Раненые звезды (СИ) - Котов Сергей. Страница 18
— Кать? — тихо спросил я, — какого фига тут происходит? — я указал на воду.
— Не парься, — ответила Катя; несмотря на смысл сказанного, ее голос звучал напряженно, — радиопротектор будет действовать еще почти сутки. А протектор у нас очень хорош. Стоит, как самолет — но свою работу выполняет на ура. С таким мы бы даже в Чернобыле выжили.
— Ну, там довольно многие выжили, — я пожал плечами, — потом, правда, мучились малость…
— С нашим протектором мы бы выжили даже в четвертом энергоблоке во время аварии. Так понятнее?
— Да, — я кивнул и покачал головой, — извини. Сказывается нервотрепка постоянная. И потом: разве радиацию может быть видно? Почему вода светится?
— С физикой у тебя так себе, — вздохнула Катя.
— Смотря что понимать под физикой, — я улыбнулся, напряг бицепс и продемонстрировал ей.
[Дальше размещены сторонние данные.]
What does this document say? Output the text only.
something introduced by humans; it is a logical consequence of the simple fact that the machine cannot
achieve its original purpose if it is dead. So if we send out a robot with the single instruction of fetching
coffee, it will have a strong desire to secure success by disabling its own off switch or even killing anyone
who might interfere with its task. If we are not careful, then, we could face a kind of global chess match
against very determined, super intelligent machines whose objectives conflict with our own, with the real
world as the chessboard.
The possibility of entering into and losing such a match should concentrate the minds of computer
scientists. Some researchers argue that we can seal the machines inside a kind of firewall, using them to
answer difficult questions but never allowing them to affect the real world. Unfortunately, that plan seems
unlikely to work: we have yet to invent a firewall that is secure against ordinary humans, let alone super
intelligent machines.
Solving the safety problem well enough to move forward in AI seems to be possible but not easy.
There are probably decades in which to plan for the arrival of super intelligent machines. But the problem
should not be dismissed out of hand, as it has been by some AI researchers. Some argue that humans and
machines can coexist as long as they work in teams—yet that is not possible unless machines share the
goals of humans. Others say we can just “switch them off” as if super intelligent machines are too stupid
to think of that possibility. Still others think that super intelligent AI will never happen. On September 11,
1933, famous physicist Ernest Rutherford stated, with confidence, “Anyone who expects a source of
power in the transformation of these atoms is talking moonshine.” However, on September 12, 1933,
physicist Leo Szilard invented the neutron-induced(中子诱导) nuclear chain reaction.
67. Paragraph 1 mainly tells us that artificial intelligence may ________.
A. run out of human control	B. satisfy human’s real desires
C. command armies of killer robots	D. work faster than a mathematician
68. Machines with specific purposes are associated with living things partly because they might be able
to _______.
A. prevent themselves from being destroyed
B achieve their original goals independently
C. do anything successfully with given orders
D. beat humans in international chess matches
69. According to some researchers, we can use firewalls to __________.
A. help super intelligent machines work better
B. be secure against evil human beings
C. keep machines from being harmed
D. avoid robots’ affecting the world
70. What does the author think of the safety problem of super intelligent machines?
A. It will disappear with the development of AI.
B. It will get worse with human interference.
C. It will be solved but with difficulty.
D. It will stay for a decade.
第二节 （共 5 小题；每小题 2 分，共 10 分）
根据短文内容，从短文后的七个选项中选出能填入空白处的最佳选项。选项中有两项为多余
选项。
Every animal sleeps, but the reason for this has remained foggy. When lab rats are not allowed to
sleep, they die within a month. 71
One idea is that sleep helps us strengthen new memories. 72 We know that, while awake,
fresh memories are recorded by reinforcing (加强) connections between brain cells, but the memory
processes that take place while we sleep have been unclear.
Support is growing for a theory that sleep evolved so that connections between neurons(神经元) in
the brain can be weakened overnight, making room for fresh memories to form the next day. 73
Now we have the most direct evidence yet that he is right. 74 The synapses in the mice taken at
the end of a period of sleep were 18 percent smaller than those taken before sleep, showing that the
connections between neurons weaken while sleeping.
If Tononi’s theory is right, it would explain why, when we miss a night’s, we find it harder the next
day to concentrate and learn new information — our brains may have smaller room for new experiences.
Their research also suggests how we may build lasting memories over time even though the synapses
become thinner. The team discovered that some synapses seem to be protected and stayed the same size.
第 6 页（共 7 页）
Мышцы было отчетливо видно даже под курткой.
— Это называется черенковское излучение, — сказала Катя, улыбнувшись; то, что она не стала язвить или грубить в ответ меня, конечно же, обрадовало, — скорость света в разных средах неодинакова. Гамма излучение выбивает из вещества быстрые электроны. И скорость этих электронов может превышать фазовую скорость света в воде. Поэтому, когда они движутся, возникает нечто вроде ударной волны. Отсюда такой эффект.
— Стоп. Это значит, что вода радиоактивна? — спросил я.
— Донные отложения в коллекторе, — пояснила Катя, — мы сейчас проходим самый зараженный участок. Перед выходом на поверхность эффект постепенно сойдет на нет.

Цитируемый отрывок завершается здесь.